The INMP at the National University of Tainan (Taiwan)
The results of the research project ODINO (Ontological DIsease kNOwledge), carried out in the framework of the scientific cooperation between the NIHMP and CORISA (University of Salerno), which is collaborating with the University of Tainan, have been presented at the National University of Tainan (Taiwan) on 25 June 2010. The meeting was presided over by Hsiu-Shuang Huang (Chancellor of the National University of Tainan), Chang-Shing Lee (Full Professor at the National University of Tainan), Vincenzo Loia (Director of Corisa) and the III Research Group.

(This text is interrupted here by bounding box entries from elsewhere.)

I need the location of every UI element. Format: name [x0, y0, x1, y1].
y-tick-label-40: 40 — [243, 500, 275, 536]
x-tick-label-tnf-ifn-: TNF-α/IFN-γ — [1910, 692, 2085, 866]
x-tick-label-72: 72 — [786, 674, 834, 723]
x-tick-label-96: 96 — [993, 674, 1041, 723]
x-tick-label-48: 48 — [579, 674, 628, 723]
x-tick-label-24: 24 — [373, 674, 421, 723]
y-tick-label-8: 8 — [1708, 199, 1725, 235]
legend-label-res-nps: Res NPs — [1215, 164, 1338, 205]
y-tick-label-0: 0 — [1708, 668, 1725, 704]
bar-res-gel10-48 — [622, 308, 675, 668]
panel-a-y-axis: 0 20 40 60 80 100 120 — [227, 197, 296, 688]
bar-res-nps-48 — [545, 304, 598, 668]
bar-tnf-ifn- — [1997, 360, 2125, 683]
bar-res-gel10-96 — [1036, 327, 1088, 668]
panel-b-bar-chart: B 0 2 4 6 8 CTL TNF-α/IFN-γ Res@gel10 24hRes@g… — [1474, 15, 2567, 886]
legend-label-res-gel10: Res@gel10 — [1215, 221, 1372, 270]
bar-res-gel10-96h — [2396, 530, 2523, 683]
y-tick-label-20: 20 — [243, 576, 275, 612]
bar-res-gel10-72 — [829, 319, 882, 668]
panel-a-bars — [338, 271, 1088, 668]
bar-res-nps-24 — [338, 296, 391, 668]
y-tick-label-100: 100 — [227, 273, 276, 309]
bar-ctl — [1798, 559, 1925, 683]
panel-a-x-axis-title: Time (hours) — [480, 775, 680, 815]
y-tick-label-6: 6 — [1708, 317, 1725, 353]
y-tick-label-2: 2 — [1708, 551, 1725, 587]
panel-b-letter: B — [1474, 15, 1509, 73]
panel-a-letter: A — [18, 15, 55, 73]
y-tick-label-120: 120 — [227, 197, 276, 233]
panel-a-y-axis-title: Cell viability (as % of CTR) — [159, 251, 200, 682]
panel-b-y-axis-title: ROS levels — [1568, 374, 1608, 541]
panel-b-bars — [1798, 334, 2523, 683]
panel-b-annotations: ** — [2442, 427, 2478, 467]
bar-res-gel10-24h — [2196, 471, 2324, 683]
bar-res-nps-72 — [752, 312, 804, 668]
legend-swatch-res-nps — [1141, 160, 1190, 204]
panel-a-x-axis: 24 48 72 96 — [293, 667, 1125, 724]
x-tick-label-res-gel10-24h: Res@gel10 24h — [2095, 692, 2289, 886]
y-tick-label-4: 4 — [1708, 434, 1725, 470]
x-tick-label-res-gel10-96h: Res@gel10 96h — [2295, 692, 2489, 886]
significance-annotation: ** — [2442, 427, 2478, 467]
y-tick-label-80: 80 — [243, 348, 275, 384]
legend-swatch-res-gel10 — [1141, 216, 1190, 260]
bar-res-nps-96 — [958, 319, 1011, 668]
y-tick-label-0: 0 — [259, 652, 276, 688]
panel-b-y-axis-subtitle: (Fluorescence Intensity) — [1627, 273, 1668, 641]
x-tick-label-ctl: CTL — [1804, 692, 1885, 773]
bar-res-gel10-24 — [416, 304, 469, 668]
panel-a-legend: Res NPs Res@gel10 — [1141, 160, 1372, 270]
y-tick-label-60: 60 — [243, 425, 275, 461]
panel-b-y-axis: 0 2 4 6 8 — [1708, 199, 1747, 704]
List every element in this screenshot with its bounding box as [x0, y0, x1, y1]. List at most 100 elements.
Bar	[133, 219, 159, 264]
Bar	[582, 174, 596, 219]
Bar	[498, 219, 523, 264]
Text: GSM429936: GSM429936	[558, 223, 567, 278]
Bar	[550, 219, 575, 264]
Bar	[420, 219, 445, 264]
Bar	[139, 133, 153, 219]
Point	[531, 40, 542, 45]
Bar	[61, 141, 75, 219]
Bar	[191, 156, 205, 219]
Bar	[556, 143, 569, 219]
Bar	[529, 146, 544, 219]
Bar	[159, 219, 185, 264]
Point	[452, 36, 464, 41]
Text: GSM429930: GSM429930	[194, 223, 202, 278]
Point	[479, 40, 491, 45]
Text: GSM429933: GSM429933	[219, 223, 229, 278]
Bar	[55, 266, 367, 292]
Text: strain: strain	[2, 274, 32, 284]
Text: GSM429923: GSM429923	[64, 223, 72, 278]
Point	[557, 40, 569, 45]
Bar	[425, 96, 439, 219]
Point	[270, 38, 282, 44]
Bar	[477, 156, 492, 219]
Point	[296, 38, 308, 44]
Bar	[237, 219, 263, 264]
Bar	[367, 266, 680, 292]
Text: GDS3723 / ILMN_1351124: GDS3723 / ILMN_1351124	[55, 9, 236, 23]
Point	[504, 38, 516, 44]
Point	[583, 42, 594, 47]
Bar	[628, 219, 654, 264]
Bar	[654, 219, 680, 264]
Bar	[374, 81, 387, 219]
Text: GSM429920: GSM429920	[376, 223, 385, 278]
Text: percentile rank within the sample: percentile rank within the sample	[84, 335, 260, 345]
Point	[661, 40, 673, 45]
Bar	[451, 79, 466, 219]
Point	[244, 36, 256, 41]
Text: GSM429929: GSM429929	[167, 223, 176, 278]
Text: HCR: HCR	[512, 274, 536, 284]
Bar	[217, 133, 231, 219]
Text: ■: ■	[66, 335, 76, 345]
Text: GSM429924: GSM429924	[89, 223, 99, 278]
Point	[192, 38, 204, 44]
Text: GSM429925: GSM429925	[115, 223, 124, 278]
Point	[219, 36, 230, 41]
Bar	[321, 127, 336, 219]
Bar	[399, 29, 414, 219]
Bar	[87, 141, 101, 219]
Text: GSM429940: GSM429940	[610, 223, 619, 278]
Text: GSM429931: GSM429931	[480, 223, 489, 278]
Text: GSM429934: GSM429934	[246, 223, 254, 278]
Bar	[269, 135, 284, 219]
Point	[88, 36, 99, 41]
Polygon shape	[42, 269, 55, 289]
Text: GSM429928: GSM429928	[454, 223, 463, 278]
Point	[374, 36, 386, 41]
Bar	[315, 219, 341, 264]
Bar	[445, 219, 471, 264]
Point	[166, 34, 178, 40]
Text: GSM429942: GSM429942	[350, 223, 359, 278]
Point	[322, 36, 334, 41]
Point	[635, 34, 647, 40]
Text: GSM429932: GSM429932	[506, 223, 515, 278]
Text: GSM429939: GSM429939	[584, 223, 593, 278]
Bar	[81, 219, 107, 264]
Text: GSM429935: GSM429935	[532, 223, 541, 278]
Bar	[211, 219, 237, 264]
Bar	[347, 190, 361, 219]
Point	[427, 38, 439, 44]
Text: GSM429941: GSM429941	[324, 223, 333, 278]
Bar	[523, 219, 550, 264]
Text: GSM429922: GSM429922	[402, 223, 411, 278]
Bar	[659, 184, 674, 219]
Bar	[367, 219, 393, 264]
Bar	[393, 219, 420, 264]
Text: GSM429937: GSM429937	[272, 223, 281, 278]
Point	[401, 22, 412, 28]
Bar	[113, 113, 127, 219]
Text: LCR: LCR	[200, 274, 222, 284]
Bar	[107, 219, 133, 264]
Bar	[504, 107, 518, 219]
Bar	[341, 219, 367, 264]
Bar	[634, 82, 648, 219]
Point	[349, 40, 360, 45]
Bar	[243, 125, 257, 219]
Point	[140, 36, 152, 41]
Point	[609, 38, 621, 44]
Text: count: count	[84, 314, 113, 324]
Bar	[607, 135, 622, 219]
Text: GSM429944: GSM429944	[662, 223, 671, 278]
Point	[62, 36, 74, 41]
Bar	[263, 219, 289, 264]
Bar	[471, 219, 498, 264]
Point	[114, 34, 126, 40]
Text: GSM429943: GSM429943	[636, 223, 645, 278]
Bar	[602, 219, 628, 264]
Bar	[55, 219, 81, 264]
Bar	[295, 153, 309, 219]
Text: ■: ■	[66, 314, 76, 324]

The project ODINO studies the application of semantic modelling techniques to medical information and advanced languages to represent logical relations between conceptions belonging to the same context. The main objective of the project is to realise a medical diagnosis support system originating from a new model of pathology based on fuzzy logic, to represent the disease through ontologies (decision support system ontology driven) and to provide medical second opinion. The existing formal models for representing medical information has hampered the creation of medical diagnosis support systems. The innovative studies carried out by the NIHMP, based on the semantics of medical information and on its logical deductive analysis, allow to produce new ideas and knowledge about the diagnosis of diseases such as diabetes, leprosy, AIDS, tuberculosis and malaria starting from correlated semantic entities, namely symptoms/signs, complications, clinical tests and treatment protocols. The developed model attracted the attention of several universities in the world, namely the CORISO (Italy), the Nanjing University (China) and other research centres in Great Britain, Canada and Japan. It was proposed an agreement between the NIHMP and some international research centres in order to realise a useful semantic portal based on the Rich Internet Application (RIA) and providing the following functions:
• An ontological reasoning engine allowing to classify pathologies and based on the knowledge model and the correlation meta-model <pathologies, (symptoms/signs, complications, clinical tests)>;
• An advanced research, allowing to identify those pathologies that can be related with the collected data. The systems shows the results together with a priority index considering the correlation degree existing between symptoms/signs, complications and pathologies;
• Hypertext and taxonomy navigation, allowing health professionals to navigate between the identified pathologies in order to study their characteristics (semeiotics, complications, images, clinical tests and treatment protocols).
The Nanjing University and the III Research Group invited the Institute to cooperate for a research path aimed at applying the model proposed by the NIHMP.